Insightful analysis characterizes these delightful essays, carefully assembled to bring out connections that enlarge our understanding of Proust. Closing the volume brilliantly, the final section “Récrire la Recherche” consists of two particularly strong articles. First, Joshua Gidding pursues Proust’s engagement with Ruskin; he goes beyond intertext or hypotext to what he calls Proustian biotext. By envisioning Tadié’s edition of Proust as hypertext, he opens new ways of seeing Proust’s text. Three carefully chosen passages exemplify Gidding’s use of the theories of Roland Barthes, Richard Macksey, Michel Foucault, George Landow, and Gérard Genette in his careful reading of Proust. The passages illustrate the “hypertexte proustien dans son essence” (316) as Gidding explains how they tie together “texts” of Proust, John Ruskin, Jan Vermeer, and William Wordsworth.

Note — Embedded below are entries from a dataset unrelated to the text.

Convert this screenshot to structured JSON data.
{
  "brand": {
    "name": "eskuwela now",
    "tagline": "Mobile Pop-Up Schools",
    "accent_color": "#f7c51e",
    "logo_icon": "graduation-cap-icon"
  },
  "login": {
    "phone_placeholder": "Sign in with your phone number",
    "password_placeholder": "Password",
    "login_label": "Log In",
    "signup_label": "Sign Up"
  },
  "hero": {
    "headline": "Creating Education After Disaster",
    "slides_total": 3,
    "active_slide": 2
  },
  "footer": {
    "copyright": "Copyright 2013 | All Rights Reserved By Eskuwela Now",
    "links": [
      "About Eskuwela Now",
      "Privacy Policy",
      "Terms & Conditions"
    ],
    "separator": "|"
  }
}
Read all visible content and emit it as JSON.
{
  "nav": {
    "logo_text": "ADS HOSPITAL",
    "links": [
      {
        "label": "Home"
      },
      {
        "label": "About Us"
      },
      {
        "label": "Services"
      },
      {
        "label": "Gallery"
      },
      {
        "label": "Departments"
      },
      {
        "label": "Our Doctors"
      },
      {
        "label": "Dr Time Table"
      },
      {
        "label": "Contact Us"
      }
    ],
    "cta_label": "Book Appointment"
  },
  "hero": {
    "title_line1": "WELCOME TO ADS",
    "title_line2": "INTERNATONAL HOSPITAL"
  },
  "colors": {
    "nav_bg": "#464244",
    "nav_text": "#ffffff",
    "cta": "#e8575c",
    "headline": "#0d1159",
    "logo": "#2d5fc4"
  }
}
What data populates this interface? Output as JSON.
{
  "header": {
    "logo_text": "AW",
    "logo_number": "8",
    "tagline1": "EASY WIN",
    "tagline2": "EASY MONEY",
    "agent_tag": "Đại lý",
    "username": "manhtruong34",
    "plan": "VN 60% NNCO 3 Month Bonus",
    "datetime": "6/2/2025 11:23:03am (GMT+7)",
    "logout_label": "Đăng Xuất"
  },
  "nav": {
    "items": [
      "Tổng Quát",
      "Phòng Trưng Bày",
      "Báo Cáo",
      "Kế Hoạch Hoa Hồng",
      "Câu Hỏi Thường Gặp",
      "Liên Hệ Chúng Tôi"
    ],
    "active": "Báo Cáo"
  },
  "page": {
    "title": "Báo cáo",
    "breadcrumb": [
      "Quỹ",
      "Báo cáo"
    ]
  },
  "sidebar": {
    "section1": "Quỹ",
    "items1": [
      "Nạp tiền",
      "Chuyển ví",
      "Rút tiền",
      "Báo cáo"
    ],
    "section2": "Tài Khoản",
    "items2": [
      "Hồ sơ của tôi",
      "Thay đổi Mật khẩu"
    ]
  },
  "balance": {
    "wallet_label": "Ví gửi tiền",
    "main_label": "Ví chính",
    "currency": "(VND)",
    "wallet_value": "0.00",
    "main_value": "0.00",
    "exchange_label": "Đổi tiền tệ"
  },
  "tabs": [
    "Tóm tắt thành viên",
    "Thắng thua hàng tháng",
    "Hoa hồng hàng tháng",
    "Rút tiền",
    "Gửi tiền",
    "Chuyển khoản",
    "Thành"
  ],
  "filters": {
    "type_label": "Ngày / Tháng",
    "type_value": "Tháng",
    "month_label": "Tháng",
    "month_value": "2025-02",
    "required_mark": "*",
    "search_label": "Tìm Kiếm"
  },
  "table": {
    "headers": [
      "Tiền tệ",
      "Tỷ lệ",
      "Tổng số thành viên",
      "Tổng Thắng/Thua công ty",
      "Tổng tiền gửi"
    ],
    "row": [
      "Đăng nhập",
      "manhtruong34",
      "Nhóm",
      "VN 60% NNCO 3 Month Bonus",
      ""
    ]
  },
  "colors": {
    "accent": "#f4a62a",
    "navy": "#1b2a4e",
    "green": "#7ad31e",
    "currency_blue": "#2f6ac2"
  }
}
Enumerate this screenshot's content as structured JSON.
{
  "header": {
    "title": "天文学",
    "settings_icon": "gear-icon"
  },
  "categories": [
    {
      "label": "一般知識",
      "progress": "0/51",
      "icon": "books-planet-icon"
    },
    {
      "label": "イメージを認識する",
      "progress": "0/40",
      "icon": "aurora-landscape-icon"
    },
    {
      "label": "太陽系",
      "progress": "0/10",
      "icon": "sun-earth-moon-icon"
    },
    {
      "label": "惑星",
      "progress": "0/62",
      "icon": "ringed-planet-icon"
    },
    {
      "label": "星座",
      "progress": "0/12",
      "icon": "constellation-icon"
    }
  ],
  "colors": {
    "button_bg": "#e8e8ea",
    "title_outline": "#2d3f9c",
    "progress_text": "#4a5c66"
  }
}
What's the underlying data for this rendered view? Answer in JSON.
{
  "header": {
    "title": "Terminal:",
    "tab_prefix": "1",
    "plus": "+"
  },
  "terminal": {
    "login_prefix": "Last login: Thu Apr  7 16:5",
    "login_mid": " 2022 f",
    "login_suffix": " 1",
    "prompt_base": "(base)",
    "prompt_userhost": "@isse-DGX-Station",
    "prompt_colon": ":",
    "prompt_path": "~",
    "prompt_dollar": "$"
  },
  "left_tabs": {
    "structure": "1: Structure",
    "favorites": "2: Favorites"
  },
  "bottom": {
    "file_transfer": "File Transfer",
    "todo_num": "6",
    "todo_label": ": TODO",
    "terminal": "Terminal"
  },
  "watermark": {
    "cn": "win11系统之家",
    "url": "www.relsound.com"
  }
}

In short, he argues that the selections “donne[nt] une expérience comparable à l’exploration d’un hyperlien multimédia” (308). “La vie de Proust,” he argues further, “n’est pas simplement une vie caractérisée par une œuvre littéraire: il s’agit plutôt d’une œuvre en soi, dans laquelle bios et textus sont inextricablement associés” (312). Second, Richard Shattuck’s brilliant pastiche “Le rasoir d’Ockham et la barbe de Proust” playfully sends up the publishing industry through a dialogue between two editors, a publisher, and two Proustian scholars. Would Proust’s Recherche not be more readable, he queries, if shortened to a manageable length, for instance, an English-language volume of 700 pages, thus condensing the unwieldly mass to the “essence” of the novel in “un seul volume à la portée de tous” (320)?
The coeditors of this magnificent volume have produced a particularly strong collection of essays addressing Proust’s art. In addition, their updated and complete bibliography adds to the value of this volume, which would be a wonderful addition to the shelves of any scholar in French studies.